Section 2. Duties and Powers of the Directors
- A meeting of the Directors may be called by the President, a Vice-President, or any Director, by written notice given at least 10 days before the date of such meeting, to each Director, by mail, e-mail or personal phone call, at his address as it appears on the records of the Association. Notice of the time, place and purpose of any such meeting may be waived in writing, either before or after the holding of such meeting, by any Director. Such waiver shall be filed with or entered upon the records of such meeting. The attendance of any Director at any meeting of the Directors without protesting, prior to the commencement of the meeting, the lack of proper notice shall be deemed to be a waiver of such notice of such meeting.
- (6) Directors shall constitute a quorum for a meeting of Directors. A majority of Directors in office shall constitute a quorum for filling a vacancy in the authorized number of Directors or in the officers of the Association.
- The Directors shall hold any money or property from time to time received by them. Such money or property shall, together with the income, and the gains and profits arising therefrom, be turned over to the Association. The Directors shall be responsible only for such money or property as shall actually be received by them as Directors here under. It shall not be the duty of the Directors to collect any sum, but they shall receive and hold as Director hereunder such money and property paid over to them from time to time by contributors to the Association.
- The Directors may consult with legal counsel with respect to the meaning or construction of the Bylaws regulations the articles of incorporation of this association, action, proceeding, or question of law. The Directors shall be fully protected with respect to any action taken or omitted by them in good faith pursuant to the advice of such counsel.

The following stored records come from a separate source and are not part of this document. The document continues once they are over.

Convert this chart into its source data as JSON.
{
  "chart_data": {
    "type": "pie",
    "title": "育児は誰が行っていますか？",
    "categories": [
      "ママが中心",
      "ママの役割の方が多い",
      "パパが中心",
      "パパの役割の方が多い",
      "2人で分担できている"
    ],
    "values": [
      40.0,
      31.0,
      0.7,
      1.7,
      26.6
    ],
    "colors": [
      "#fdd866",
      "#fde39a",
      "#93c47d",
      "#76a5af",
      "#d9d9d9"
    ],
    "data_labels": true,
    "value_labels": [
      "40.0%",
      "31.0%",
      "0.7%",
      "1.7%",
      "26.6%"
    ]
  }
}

- The Directors shall use ordinary care and reasonable diligence in the exercise of their powers and the performance of their duties as Directors hereunder. The Directors shall not be held accountable for any mistake of judgment or other action taken in good faith, or for any loss, unless resulting from their own negligence or misconduct. The Directors shall not be held accountable for any loss sustained by the LELA Association by reason of purchase, retention, sale or exchange of any investment by the trustees in good faith and in accordance with the bylaws of this Association.
- The Directors shall deduct from and charge against the LELA Association any taxes which may be imposed upon the Association or the income or gains and profits therefrom, which this corporation is required to pay.
- The Directors shall keep full accounts of all their receipts and disbursements. The books and records of this corporation shall be open to inspection by the Directors at all times.
ARTICLE VII COMMITTEES
The standing committees shall be Budget, Legislative and Vision. Ad Hoc committees will be created as needed.
ARTICLE VIII FISCAL YEAR
The fiscal year of this corporation shall end on the 31st day of December in each year, or such other day as may be fixed from time to time by the Board of Trustees.
ARTICLE IX PARLIAMENTARY AUTHORITY
The rules contained in the current edition of Robert’s Rules of Order Newly Revised shall govern the Association in all cases to which they are applicable and in which they are not inconsistent with these bylaws and any special rules of order the Association may adopt.
ARTICLE X DISSOLUTION
Upon the dissolution or winding up of affairs of this Association, the Board of Directors, after providing the payment of all obligations, shall distribute any remaining assets to any other non-profit tax exempt organization.
ARTICLE XI AMENDMENT OF BYLAWS
These bylaws may be amended at any regular meeting of the Board of Directors of LELA by a two-thirds vote, provided that the amendment has been submitted in writing at the previous regular meeting or has been sent to each member at least 10 days prior to the meeting at which it will be considered.